Defendants also assert that "[t]he presence of unexhausted claims in [a prisoner's] complaint require[s] the district court to dismiss his action in its entirety without prejudice." (Motion to Dismiss at 6 (citing Ross v. County of Bernalillo, 365 F.3d 1181, 1189 (10th Cir. 2004)). However, that exhaustion holding inRoss was explicitly overruled by the Supreme Court of the United States in Jones v. Bock, 127 S.Ct. 910 (2006). See Freeman v. Watkins, 479 F.3d 1257, 1260 (10th Cir. 2007) (recognizing that "Jones overrules [both] Steele and Ross"). Counsel are cautioned that in submitting a motion to the Court, an attorney certifies that "legal contentions are warranted by existing law." FED. R. CIV. P. 11(b)(2).
"[O]nly in rare cases will a district court be able to conclude from the face of the complaint that a prisoner has not exhausted his administrative remedies." Freeman, 479 F.3d at 1260 (citation and internal quotation marks omitted).
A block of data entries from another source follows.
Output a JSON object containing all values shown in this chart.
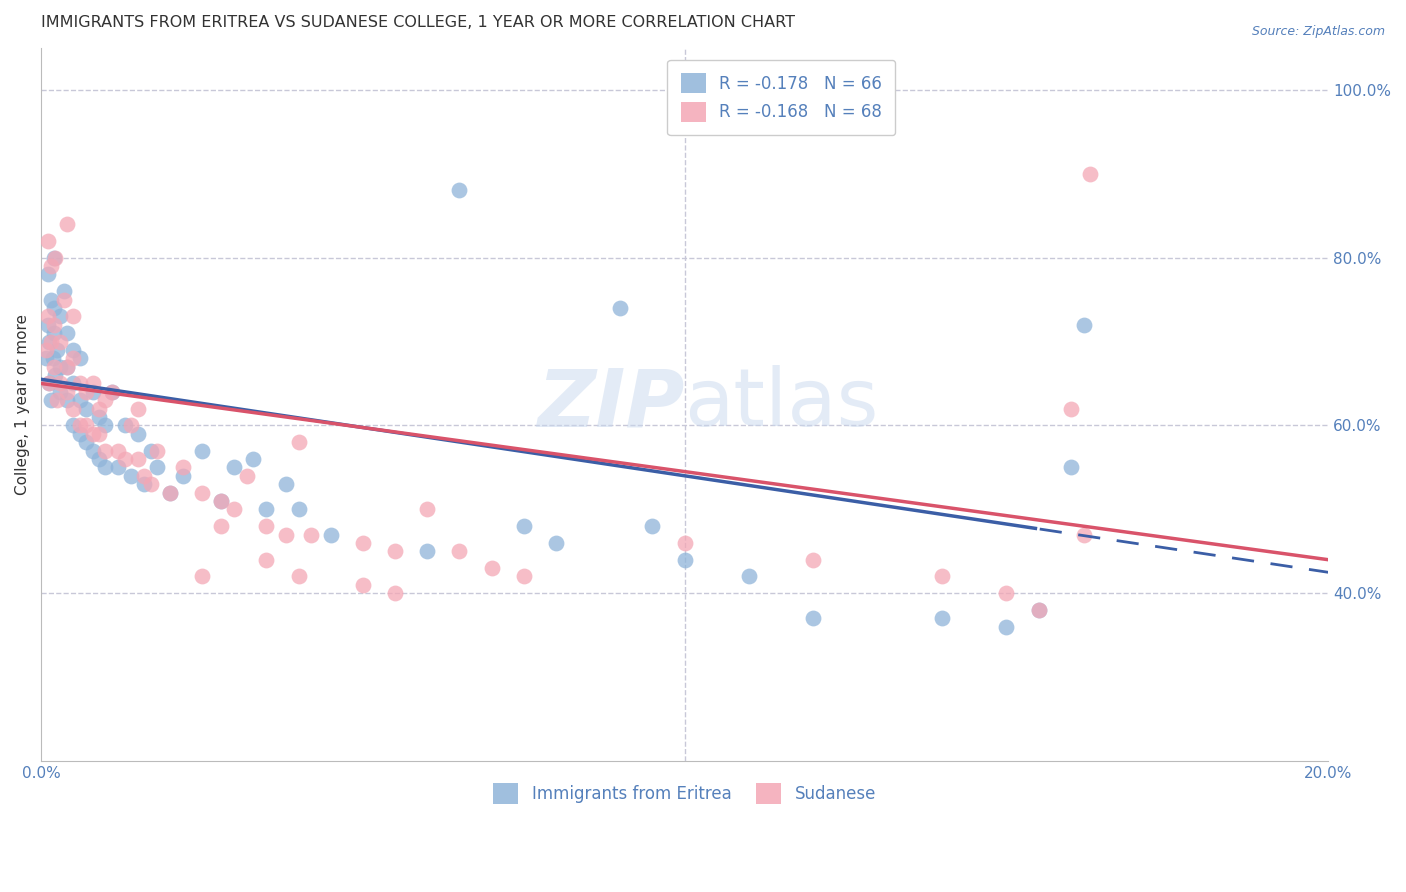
{
  "title": "IMMIGRANTS FROM ERITREA VS SUDANESE COLLEGE, 1 YEAR OR MORE CORRELATION CHART",
  "source": "Source: ZipAtlas.com",
  "ylabel": "College, 1 year or more",
  "legend_line1": "R = -0.178   N = 66",
  "legend_line2": "R = -0.168   N = 68",
  "legend_label1": "Immigrants from Eritrea",
  "legend_label2": "Sudanese",
  "blue_color": "#8FB4D9",
  "pink_color": "#F4A7B5",
  "blue_line_color": "#3B5EA6",
  "pink_line_color": "#D9536A",
  "grid_color": "#C8C8D8",
  "text_color": "#5580BB",
  "title_color": "#333333",
  "watermark_color": "#C8D8EE",
  "x_min": 0.0,
  "x_max": 0.2,
  "y_min": 0.2,
  "y_max": 1.05,
  "blue_intercept": 0.655,
  "blue_slope": -1.15,
  "pink_intercept": 0.65,
  "pink_slope": -1.05,
  "blue_points_x": [
    0.0008,
    0.001,
    0.001,
    0.0012,
    0.0013,
    0.0015,
    0.0015,
    0.0018,
    0.002,
    0.002,
    0.002,
    0.0022,
    0.0025,
    0.003,
    0.003,
    0.003,
    0.0035,
    0.004,
    0.004,
    0.004,
    0.005,
    0.005,
    0.005,
    0.006,
    0.006,
    0.006,
    0.007,
    0.007,
    0.008,
    0.008,
    0.009,
    0.009,
    0.01,
    0.01,
    0.011,
    0.012,
    0.013,
    0.014,
    0.015,
    0.016,
    0.017,
    0.018,
    0.02,
    0.022,
    0.025,
    0.028,
    0.03,
    0.033,
    0.035,
    0.038,
    0.04,
    0.045,
    0.06,
    0.065,
    0.075,
    0.08,
    0.09,
    0.095,
    0.1,
    0.11,
    0.12,
    0.14,
    0.15,
    0.155,
    0.16,
    0.162
  ],
  "blue_points_y": [
    0.68,
    0.72,
    0.78,
    0.65,
    0.7,
    0.75,
    0.63,
    0.68,
    0.71,
    0.74,
    0.8,
    0.66,
    0.69,
    0.64,
    0.67,
    0.73,
    0.76,
    0.63,
    0.67,
    0.71,
    0.6,
    0.65,
    0.69,
    0.59,
    0.63,
    0.68,
    0.58,
    0.62,
    0.57,
    0.64,
    0.56,
    0.61,
    0.55,
    0.6,
    0.64,
    0.55,
    0.6,
    0.54,
    0.59,
    0.53,
    0.57,
    0.55,
    0.52,
    0.54,
    0.57,
    0.51,
    0.55,
    0.56,
    0.5,
    0.53,
    0.5,
    0.47,
    0.45,
    0.88,
    0.48,
    0.46,
    0.74,
    0.48,
    0.44,
    0.42,
    0.37,
    0.37,
    0.36,
    0.38,
    0.55,
    0.72
  ],
  "pink_points_x": [
    0.0008,
    0.001,
    0.001,
    0.0012,
    0.0015,
    0.0015,
    0.002,
    0.002,
    0.0022,
    0.0025,
    0.003,
    0.003,
    0.0035,
    0.004,
    0.004,
    0.004,
    0.005,
    0.005,
    0.005,
    0.006,
    0.006,
    0.007,
    0.007,
    0.008,
    0.008,
    0.009,
    0.009,
    0.01,
    0.01,
    0.011,
    0.012,
    0.013,
    0.014,
    0.015,
    0.015,
    0.016,
    0.017,
    0.018,
    0.02,
    0.022,
    0.025,
    0.028,
    0.03,
    0.032,
    0.035,
    0.038,
    0.04,
    0.042,
    0.05,
    0.055,
    0.06,
    0.065,
    0.07,
    0.025,
    0.028,
    0.035,
    0.04,
    0.05,
    0.055,
    0.075,
    0.1,
    0.12,
    0.14,
    0.15,
    0.155,
    0.16,
    0.162,
    0.163
  ],
  "pink_points_y": [
    0.69,
    0.73,
    0.82,
    0.65,
    0.79,
    0.7,
    0.67,
    0.72,
    0.8,
    0.63,
    0.65,
    0.7,
    0.75,
    0.64,
    0.67,
    0.84,
    0.62,
    0.68,
    0.73,
    0.6,
    0.65,
    0.6,
    0.64,
    0.59,
    0.65,
    0.59,
    0.62,
    0.57,
    0.63,
    0.64,
    0.57,
    0.56,
    0.6,
    0.56,
    0.62,
    0.54,
    0.53,
    0.57,
    0.52,
    0.55,
    0.52,
    0.51,
    0.5,
    0.54,
    0.48,
    0.47,
    0.58,
    0.47,
    0.46,
    0.45,
    0.5,
    0.45,
    0.43,
    0.42,
    0.48,
    0.44,
    0.42,
    0.41,
    0.4,
    0.42,
    0.46,
    0.44,
    0.42,
    0.4,
    0.38,
    0.62,
    0.47,
    0.9
  ]
}
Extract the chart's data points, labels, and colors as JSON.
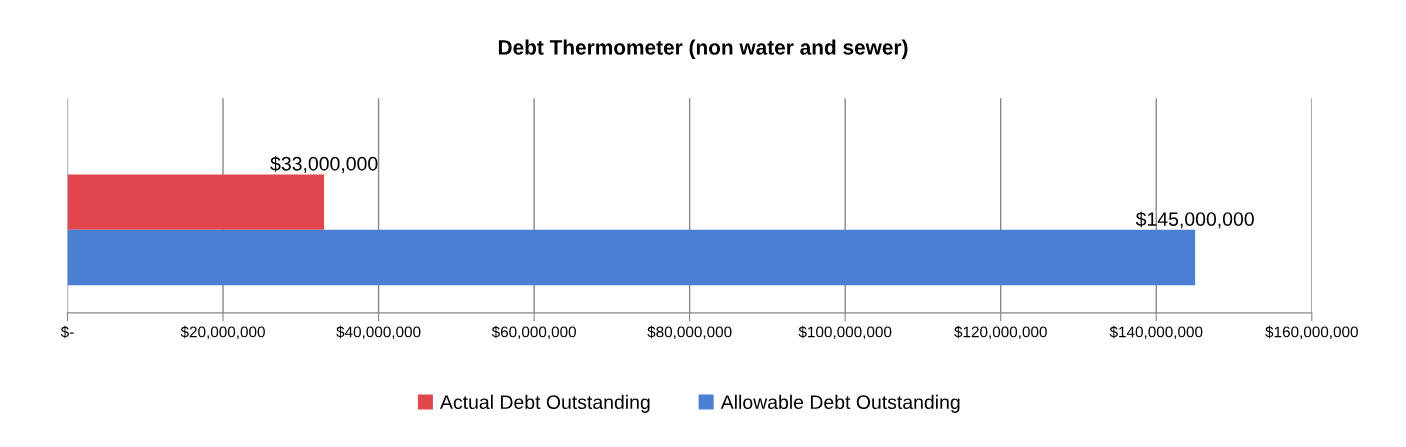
{
  "chart_data": {
    "type": "bar",
    "orientation": "horizontal",
    "title": "Debt Thermometer (non water and sewer)",
    "categories": [
      null
    ],
    "series": [
      {
        "name": "Actual Debt Outstanding",
        "color": "#e0474c",
        "values": [
          33000000
        ],
        "value_labels": [
          "$33,000,000"
        ]
      },
      {
        "name": "Allowable Debt Outstanding",
        "color": "#4a7fd4",
        "values": [
          145000000
        ],
        "value_labels": [
          "$145,000,000"
        ]
      }
    ],
    "xlim": [
      0,
      160000000
    ],
    "xticks": [
      {
        "value": 0,
        "label": "$-"
      },
      {
        "value": 20000000,
        "label": "$20,000,000"
      },
      {
        "value": 40000000,
        "label": "$40,000,000"
      },
      {
        "value": 60000000,
        "label": "$60,000,000"
      },
      {
        "value": 80000000,
        "label": "$80,000,000"
      },
      {
        "value": 100000000,
        "label": "$100,000,000"
      },
      {
        "value": 120000000,
        "label": "$120,000,000"
      },
      {
        "value": 140000000,
        "label": "$140,000,000"
      },
      {
        "value": 160000000,
        "label": "$160,000,000"
      }
    ],
    "grid": "x",
    "legend": "bottom"
  }
}
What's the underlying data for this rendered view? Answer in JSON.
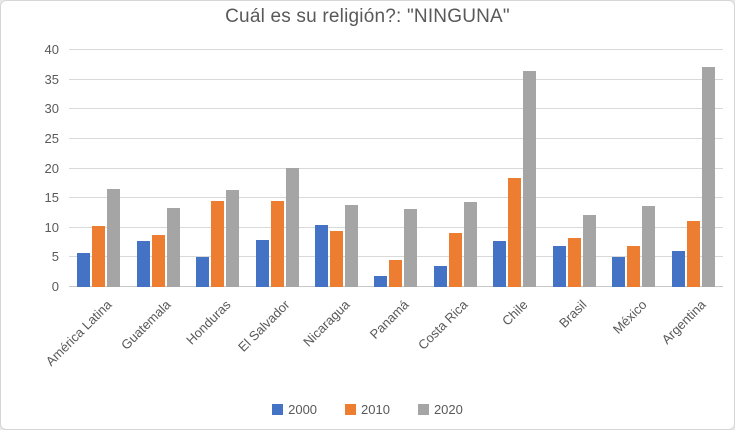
{
  "title": "Cuál es su religión?: \"NINGUNA\"",
  "colors": {
    "series_2000": "#4472C4",
    "series_2010": "#ED7D31",
    "series_2020": "#A5A5A5",
    "text": "#595959",
    "gridline": "#D9D9D9"
  },
  "legend": {
    "items": [
      "2000",
      "2010",
      "2020"
    ]
  },
  "chart_data": {
    "type": "bar",
    "title": "Cuál es su religión?: \"NINGUNA\"",
    "categories": [
      "América Latina",
      "Guatemala",
      "Honduras",
      "El Salvador",
      "Nicaragua",
      "Panamá",
      "Costa Rica",
      "Chile",
      "Brasil",
      "México",
      "Argentina"
    ],
    "series": [
      {
        "name": "2000",
        "color": "#4472C4",
        "values": [
          5.7,
          7.8,
          5.1,
          8.0,
          10.5,
          1.9,
          3.6,
          7.7,
          7.0,
          5.1,
          6.1
        ]
      },
      {
        "name": "2010",
        "color": "#ED7D31",
        "values": [
          10.3,
          8.8,
          14.5,
          14.6,
          9.5,
          4.5,
          9.1,
          18.4,
          8.3,
          6.9,
          11.2
        ]
      },
      {
        "name": "2020",
        "color": "#A5A5A5",
        "values": [
          16.6,
          13.4,
          16.4,
          20.1,
          13.8,
          13.1,
          14.3,
          36.5,
          12.2,
          13.7,
          37.2
        ]
      }
    ],
    "xlabel": "",
    "ylabel": "",
    "ylim": [
      0,
      40
    ],
    "ytick_step": 5,
    "grid": true,
    "legend_position": "bottom"
  }
}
Defendants do not even allege, much less prove, that any administrative remedies were available to Plaintiff. See Purkey, 2008 WL 313627, at *2 (explaining that in order to meet their burden, defendants "must necessarily prove that . . . administrative remedies were, in fact, available . . . [and that plaintiff] failed to exhaust these remedies").
Defendants' Motion to Strike
Defendants seek an order granting their request to strike Plaintiff's Response to Defendants' Reply. (See [Doc. No. 57]). However, because the Court did not consider Plaintiff's Response to Defendants' Reply in reaching its proposed findings and recommendations on Defendants' Motion to Dismiss, the Court recommends that Defendants' Motion to Strike be denied as moot.
Conclusion
The Court recommends that Defendants' Motion to Dismiss [Doc. No. 46] be denied and that Defendants' Motion to Strike [Doc. No. 57] be denied as moot.
Within ten (10) days after a party is served with a copy of these proposed findings and recommendations, that party may, pursuant to 28 U.S.C. § 636(b)(1), file written objections to such proposed findings and recommendations. A party must file any objections within the ten (10) day period allowed if that party wants to have appellate review of the proposed findings and recommendations. If no objections are filed, no appellate review will be allowed.